EDIT: I'm reminded of this other type of associative memory: https://github.com/glassroom/heinsen_routing. The idea there is to compute a mixture of memories that best predicts the given input sequence. Quite frankly, I don't remember how the whole thing works, but I do remember that it works. It's been a while since I used it, so YMMV. In any case, it may be of interest to you.

testfoo11111111

there's nothing "pretty conventional" about a neural memory mechanism that comes along with such solid evidence of scalability and appealing performance characteristics.

If neural memory was conventional, GPT4o's memory wouldn't be stored as plain text and prepended to prompts.

This paper reminds me of the Switch Transformer paper; e.g. solidifying, expanding on, and proving out an area of research that may well have a big impact on leading LLMs and the SOTA in AI.

Agreed the concept of surprise is very cool.

pizza

There definitely is precedent - any parallelizably-decodable CABAC-derived neural compression algorithm basically has a flavor of this idea at its heart - intersperse statistical state throughout your token stream so you can decouple novelty in your state space on the fly.

Taken to its extreme where the ‘memory’ is descriptive enough to deterministically control the decoding you get parallelism over the sequence for free as a consequence of the associativity.

Similar techniques are used in making video compression algorithms robust enough for low latency reconnection in online streaming in poor/changing network conditions, or making it possible to decompress JPEGs at >1GBps in parallel by exploiting the presence of ‘RESET’ tokens that indicate independent/novel substreams.

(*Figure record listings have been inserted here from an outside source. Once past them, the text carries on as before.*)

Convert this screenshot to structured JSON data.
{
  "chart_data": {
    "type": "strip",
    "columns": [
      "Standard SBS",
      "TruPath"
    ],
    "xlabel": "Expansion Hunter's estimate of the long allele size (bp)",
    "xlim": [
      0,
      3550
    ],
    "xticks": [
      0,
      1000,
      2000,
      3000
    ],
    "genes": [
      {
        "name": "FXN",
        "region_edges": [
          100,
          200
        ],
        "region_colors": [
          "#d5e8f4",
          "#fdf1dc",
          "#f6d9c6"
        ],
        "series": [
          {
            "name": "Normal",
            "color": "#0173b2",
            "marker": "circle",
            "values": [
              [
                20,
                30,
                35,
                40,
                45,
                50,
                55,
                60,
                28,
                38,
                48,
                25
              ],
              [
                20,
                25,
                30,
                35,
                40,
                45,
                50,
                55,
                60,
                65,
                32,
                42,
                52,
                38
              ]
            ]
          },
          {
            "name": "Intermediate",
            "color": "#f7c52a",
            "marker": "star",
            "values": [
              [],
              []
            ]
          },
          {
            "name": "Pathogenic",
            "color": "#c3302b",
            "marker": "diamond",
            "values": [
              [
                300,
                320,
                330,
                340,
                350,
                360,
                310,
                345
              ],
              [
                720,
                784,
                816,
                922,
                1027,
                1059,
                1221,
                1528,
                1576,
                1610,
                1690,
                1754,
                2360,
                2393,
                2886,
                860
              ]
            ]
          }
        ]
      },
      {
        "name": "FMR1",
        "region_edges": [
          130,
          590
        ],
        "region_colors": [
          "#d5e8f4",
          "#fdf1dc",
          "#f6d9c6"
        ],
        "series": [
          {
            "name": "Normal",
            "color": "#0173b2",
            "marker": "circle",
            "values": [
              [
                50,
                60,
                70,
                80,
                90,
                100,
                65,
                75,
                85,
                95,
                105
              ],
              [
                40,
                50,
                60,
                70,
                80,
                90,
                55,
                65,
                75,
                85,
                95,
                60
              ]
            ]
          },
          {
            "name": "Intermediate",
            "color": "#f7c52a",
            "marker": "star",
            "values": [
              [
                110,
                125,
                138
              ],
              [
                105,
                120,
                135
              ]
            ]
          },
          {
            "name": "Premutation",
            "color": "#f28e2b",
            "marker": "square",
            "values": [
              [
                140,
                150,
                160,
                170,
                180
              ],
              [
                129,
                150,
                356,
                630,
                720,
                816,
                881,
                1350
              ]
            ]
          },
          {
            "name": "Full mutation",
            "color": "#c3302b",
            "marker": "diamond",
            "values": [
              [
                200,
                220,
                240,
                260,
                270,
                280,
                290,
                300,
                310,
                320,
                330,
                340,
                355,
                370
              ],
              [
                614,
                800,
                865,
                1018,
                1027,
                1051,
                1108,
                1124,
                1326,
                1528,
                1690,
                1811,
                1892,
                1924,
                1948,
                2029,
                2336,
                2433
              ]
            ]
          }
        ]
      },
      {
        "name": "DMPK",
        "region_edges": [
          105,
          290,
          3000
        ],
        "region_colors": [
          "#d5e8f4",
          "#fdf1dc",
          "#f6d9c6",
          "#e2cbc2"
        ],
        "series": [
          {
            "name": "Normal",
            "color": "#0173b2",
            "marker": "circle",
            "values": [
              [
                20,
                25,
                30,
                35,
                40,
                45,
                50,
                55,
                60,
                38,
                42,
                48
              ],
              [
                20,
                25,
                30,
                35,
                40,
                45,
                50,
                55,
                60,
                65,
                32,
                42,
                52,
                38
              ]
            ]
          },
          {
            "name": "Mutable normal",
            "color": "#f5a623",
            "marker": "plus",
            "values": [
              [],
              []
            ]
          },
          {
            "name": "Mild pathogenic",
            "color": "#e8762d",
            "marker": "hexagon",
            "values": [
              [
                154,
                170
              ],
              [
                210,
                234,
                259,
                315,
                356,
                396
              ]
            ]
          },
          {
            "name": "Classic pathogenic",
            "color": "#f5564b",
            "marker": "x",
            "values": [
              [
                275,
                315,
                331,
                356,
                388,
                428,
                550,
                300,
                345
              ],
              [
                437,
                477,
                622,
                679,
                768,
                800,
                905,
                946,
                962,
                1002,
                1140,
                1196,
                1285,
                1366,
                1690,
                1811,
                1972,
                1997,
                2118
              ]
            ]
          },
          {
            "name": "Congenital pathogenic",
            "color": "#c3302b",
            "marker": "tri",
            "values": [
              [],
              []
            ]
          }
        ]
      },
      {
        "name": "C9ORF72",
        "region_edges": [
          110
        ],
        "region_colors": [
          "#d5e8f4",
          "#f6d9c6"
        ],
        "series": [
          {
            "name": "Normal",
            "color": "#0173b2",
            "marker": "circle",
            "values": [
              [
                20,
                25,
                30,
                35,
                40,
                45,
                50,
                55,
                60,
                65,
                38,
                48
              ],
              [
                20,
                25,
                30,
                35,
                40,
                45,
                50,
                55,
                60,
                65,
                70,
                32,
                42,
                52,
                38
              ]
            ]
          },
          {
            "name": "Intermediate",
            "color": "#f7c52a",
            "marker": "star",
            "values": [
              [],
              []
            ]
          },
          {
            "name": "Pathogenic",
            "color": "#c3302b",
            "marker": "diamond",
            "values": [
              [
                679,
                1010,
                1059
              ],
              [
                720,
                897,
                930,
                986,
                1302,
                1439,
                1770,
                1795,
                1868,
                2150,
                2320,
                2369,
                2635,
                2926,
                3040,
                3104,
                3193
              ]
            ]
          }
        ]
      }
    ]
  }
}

That said, I do agree that this is definitely a great paper and contribution to language models though!

cma

1991

> Each RNN tries to solve the pretext task of predicting its next input, sending only unexpected inputs to the next RNN above. This greatly facilitates downstream supervised deep learning such as sequence classification. By 1993, the approach solved problems of depth 1000 (requiring 1000 subsequent computational stages/layers—the more such stages, the deeper the learning). A variant collapses the hierarchy into a single deep net. It uses a so-called conscious chunker RNN which attends to unexpected events that surprise a lower-level so-called subconscious automatiser RNN. The chunker learns to understand the surprising events by predicting them. The automatiser uses my neural knowledge distillation procedure of 1991 [UN0-UN2] to compress and absorb the formerly conscious insights and behaviours of the chunker, thus making them subconscious. The systems of 1991 allowed for much deeper learning than previous methods.